Violent turf wars are common between feuding cab drivers in Cape Town where taximen are sometimes armed and airport blockades are not the favourite means of protest.
For residents, the unwritten road code is that minibus cabs have the right of way - and red traffic lights don't always mean stop. This is a gleaming city - South Africa's finest, it is said - but edgy tension underscores the charm.
Amid petals in the white rose garden near a tourist golf course reads a stark warning: "Armed Response". It is a common sight in a land where airline passengers deposit weapons at the firearms desk in the airport.
Under Table Mountain, serried ranks of swish yachts line the bays, but barefoot children walk the streets downtown.
Observers say crime is the greatest problem facing the newly democratic state. There are corruption scandals too, anti-AIDS campaigns and creeping unemployment - three in 10 are jobless.
In the Good Hope conference centre this weekend, the Republic's training body, FAS, sought staff for the Irish boom which needs 200,000 new workers by 2006.

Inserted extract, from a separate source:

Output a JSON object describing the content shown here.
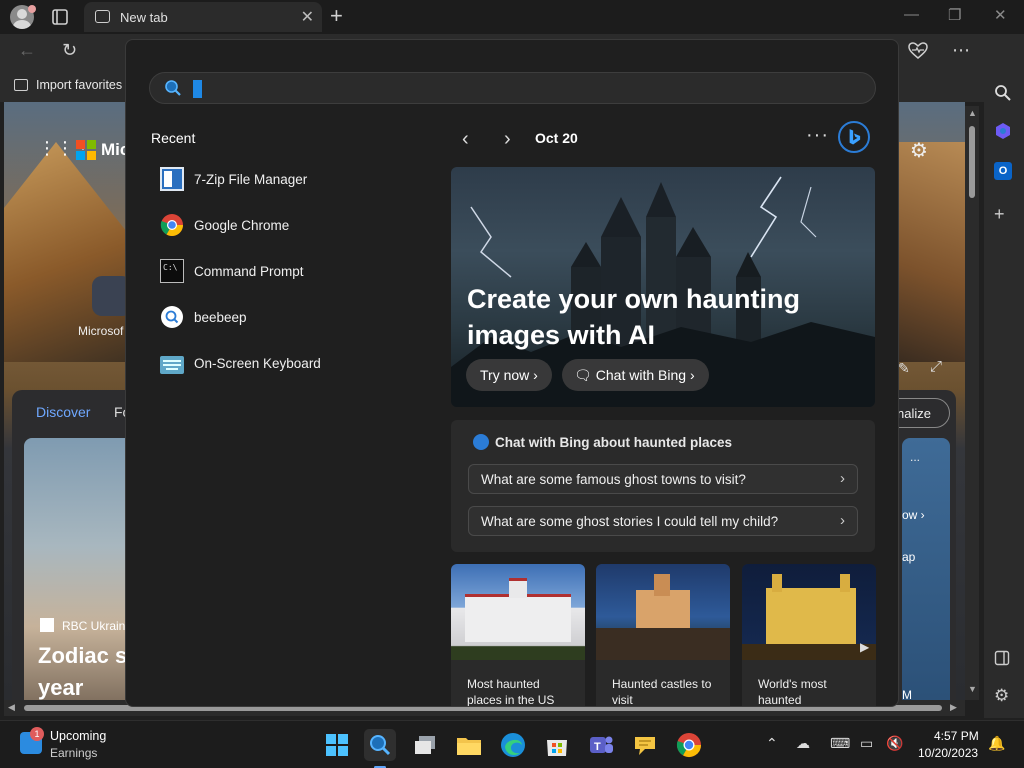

The mostly white South Africans who attended were seeking refuge from the post-apartheid slump. Some 20,000 came to see 16 Irish-based companies offer careers, relocation deals, tax tips and a chance to replace life in the sun with, well, less sun.

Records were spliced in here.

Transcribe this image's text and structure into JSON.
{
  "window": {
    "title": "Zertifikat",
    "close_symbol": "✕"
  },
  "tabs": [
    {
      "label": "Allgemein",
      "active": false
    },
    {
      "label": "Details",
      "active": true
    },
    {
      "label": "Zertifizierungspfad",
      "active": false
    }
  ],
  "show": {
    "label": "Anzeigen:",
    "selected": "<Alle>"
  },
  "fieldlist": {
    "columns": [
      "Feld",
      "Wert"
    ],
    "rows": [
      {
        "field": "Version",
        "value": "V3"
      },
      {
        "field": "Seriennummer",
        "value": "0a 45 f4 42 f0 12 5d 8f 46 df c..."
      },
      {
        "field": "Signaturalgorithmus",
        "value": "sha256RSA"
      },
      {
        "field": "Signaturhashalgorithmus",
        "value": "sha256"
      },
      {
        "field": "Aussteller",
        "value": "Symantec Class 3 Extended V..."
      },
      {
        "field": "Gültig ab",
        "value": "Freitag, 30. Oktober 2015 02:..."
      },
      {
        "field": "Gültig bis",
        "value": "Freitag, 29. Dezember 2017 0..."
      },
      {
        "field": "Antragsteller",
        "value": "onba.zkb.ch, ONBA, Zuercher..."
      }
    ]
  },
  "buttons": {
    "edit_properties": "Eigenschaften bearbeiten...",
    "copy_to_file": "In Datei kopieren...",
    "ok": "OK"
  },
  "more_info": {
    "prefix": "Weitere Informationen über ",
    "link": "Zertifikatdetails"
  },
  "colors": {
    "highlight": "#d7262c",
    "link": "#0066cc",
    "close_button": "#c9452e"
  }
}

At a briefing, the Tanaiste, Ms Harney, said she assumed many would return home after a spell in the Republic. Yet a number of job-seekers told The Irish Times they wanted out for good.
Mr Frik Bosman, an agricultural consultant in his 40s, was one.
When asked why he wanted to move his wife and two children to Ireland, he said: "I think our economy is in a downward spiral at the moment."
Was this linked to the new political regime? "That might be part of the story. To a certain degree the government is trying to convince people of colour that it is acting in their interest. In our part of the country they are doing a lot of damage. That is why things are going the way they are."
Others were more positive about the African National Congress government led by Mr Nelson Mandela's successor, Mr Thabo Mbeki. Still, they wanted to leave.
These included Ms Helen Sherriff and her husband, Mr Gavin McPherson, who are thinking of selling their computer business to live in Ireland with their three children. A major consideration was that they wanted to live in a Catholic country, said Ms Sherriff.
Asked whether fear of crime was an issue, Mr McPherson said: "It's a factor, but not a determining factor."
"I am South African first and foremost. But we're reaching a point where our kids' future is more important," he said.
By contrast, Mr Brown Msakiwe and his wife Ms Eva Alex just want to experience a "new environment" for a couple of years.